Post by morten » Mon Apr 30, 2018 12:07 pm

Hi there

I'd like to post an image of the gravitational lens in the Abell 2218 cluster. Gravitational lensing has fascinated me for a long time and I wanted to take a picture of it. I used a 300mm Newton telescope with a TS 2½" Wynne corrector, and a QSI660 camera with Astrodon LRGB Tru-Balance filters. The native image resolution is 0.84 ArcSec/pixel. The image is processed in pixinsight using the Drizzle algorithm and then resampled 2x2 to a final resolution of 0.21ArcSec/pix. It covers 4.5x3.2 ArcMin of the sky. The idea of the image was to show the colors of the deep galaxies.

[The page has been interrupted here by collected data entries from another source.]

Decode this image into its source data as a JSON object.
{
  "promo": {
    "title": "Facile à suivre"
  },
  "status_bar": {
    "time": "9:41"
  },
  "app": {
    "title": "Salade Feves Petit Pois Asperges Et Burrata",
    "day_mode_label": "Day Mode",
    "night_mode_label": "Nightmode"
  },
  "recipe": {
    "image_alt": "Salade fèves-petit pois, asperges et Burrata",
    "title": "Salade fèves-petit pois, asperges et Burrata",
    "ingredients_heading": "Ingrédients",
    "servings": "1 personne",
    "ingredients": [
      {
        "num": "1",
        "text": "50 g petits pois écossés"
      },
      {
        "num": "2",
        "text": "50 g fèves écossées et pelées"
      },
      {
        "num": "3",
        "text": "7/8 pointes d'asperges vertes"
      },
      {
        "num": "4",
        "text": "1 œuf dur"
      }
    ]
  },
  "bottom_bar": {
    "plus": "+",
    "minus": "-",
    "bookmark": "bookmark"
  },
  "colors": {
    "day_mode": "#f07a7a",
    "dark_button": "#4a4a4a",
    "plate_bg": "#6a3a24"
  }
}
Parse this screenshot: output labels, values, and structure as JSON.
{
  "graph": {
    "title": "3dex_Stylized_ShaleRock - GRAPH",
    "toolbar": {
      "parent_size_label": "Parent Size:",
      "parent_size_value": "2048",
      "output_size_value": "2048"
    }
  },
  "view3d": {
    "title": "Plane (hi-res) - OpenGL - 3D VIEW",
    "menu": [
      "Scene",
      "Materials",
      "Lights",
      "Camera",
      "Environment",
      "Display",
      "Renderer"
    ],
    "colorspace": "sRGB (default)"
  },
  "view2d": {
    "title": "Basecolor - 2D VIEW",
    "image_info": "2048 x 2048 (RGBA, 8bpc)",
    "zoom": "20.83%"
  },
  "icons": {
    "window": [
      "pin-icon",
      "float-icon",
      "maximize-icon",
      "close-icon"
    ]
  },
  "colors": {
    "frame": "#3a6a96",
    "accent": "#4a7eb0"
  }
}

I live in Denmark, almost at sea level (17m), so in order to get the necessary resolution I only used subs with a FWHM under 2.5 ArcSec, and for the Luminance component only FWHM under 2" were used. The object is highest in the sky from may through July, where we have no nights, only astronomical dusk, in June actually only nautical dusk. Over three years I collected some 65 hours of useful data that went into the attached image. During the process I discovered that my main mirror had a slightly turned edge, and replaced it, so the luminance data are derived from two different mirrors.